1. A ridiculously huge selection of teas, brewed up right. The menu boasts dozens and dozens of teas, a number of which are blended on-site. They include old favorites like Darjeeling, Irish Breakfast and Yerba Maté, as well as more exotic brews like the Iron Goddess of Mercy Oolong, the Naughty Vicar (black tea with a touch of black currant and organic vanilla), and Organic Plum Berry White. They’re all available for sale by the one-eighth pound (or more). If you’re looking to sit down, though, you’re in for an even better treat. The LTR employees brew tea properly, steeping your tea at its optimal temperature. Green tea, for instance, steeps at 160 degrees, while black tea steeps at a boiling 212 degrees. They also don’t use teabags, or even those metal tea balls, which confine the tea in a horrid style akin to stuffing sunshine in a box and telling it to just shut up and do what it’s told. Instead, they infuse water with loose tea leaves in a press, allowing them to breathe and fully flavor the brew. The tea arrives at your table in your own personal teapot so that you may enact the ritual of pouring and benefit from that civilized feeling, which will vanish the moment your cell phone rings or your child picks his nose – but hey, you tried.

2.The good food to accompany your cup. Tea is fine by its lonesome, but it’s a dandy digestif, too, after the tea room’s quiche, authentic scones, tasty little breakfast sandwich (sausage, egg and sharp English cheese on a toasted honey-wheat English muffin), salads and popular house-made soups.

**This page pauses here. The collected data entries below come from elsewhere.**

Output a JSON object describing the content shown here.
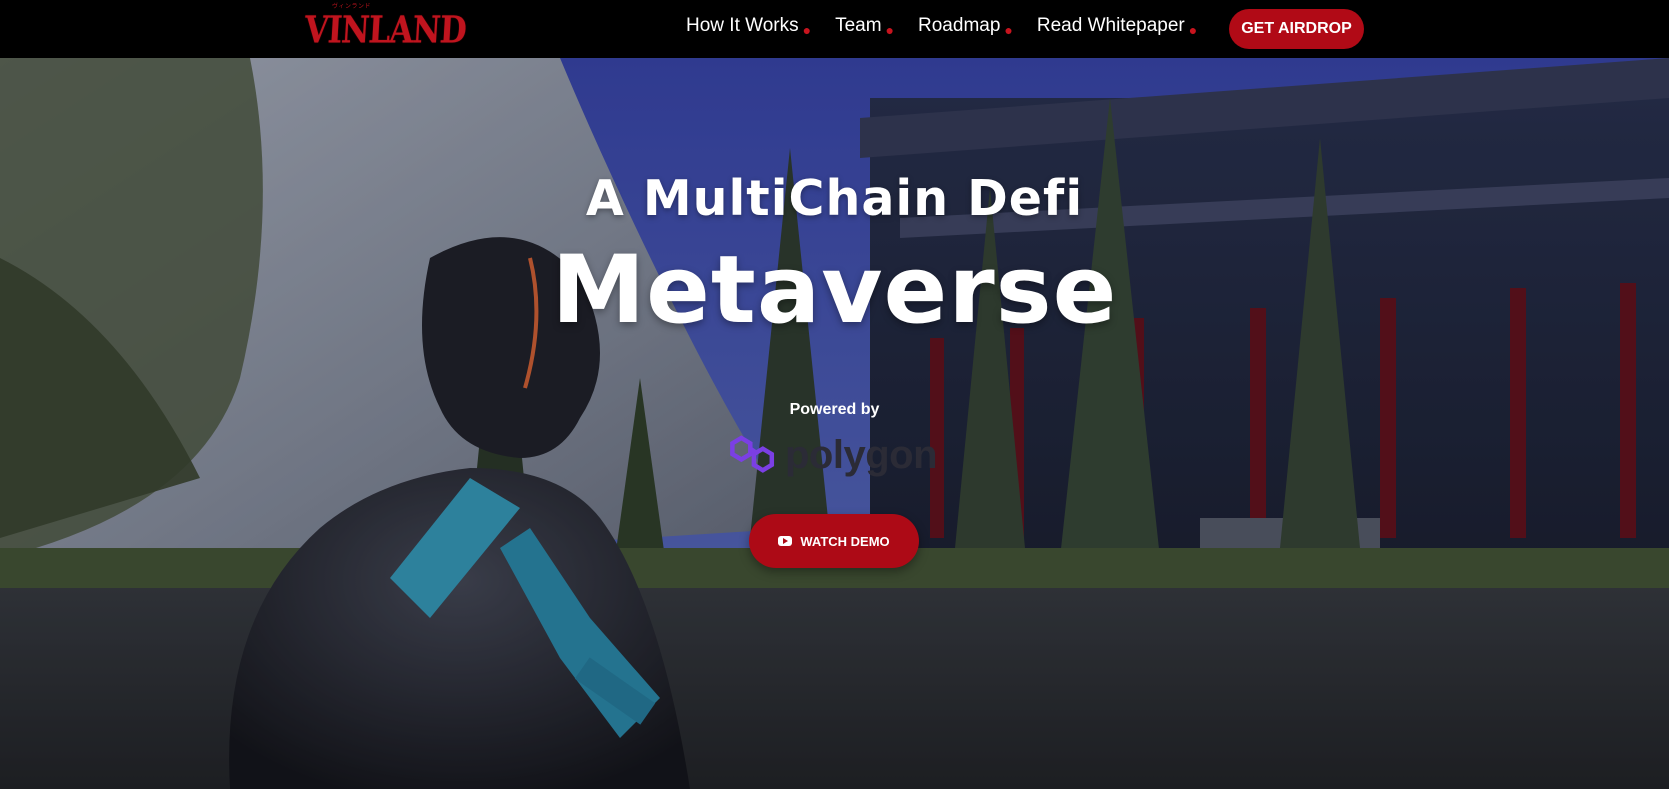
{
  "nav": {
    "logo": {
      "text": "VINLAND",
      "subtext": "ヴィンランド"
    },
    "links": [
      {
        "label": "How It Works"
      },
      {
        "label": "Team"
      },
      {
        "label": "Roadmap"
      },
      {
        "label": "Read Whitepaper"
      }
    ],
    "cta_label": "GET AIRDROP"
  },
  "hero": {
    "subtitle": "A MultiChain Defi",
    "title": "Metaverse",
    "powered_by": "Powered by",
    "partner": "polygon",
    "demo_label": "WATCH DEMO"
  },
  "colors": {
    "accent": "#b10a16",
    "nav_background": "#000000",
    "sky": "#3f4fb5",
    "polygon_purple": "#7b3fe4"
  }
}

Lunch sandwiches are also a crowd pleaser, including the croque-monsieur and the cheese and Branston sandwich (sharp Cheddar and the imported relish Branston pickle on Pugliese bread).

3. The relentlessly cheeky wording of the menu and Web site. It would be egregious not to mention the burbling spring of linguistic wiseassery on the tea room’s menu and Web site. Here are a few favorites:

-“Consult our pastry case for daily specials, baked fresh each morning. And by ‘consult,’ we mean: buy something and eat it.”

-“Please note that this is just the most fixed sampling of teas that we carry. New teas and seasonal varieties arrive constantly so make sure to check out our entire selection while you’re here. Or you can simply look within your soul and find the Divine Ground wherein the entire universe is connected. Our menu should be posted there as well.”

– With your sandwich, instead of crisps (potato chips) you can “substitute fruit cup for 2.00 US” or “substitute a full slab of ribs for 19.00,” (as if).

– On the tea room’s Web site, a tribute to Mr. Darcy, of Jane Austen’s Pride and Prejudice, is scored to the song Hungry Eyes from the film, Dirty Dancing. This lot does know how to have fun. And brew tea. (Not necessarily in that order.)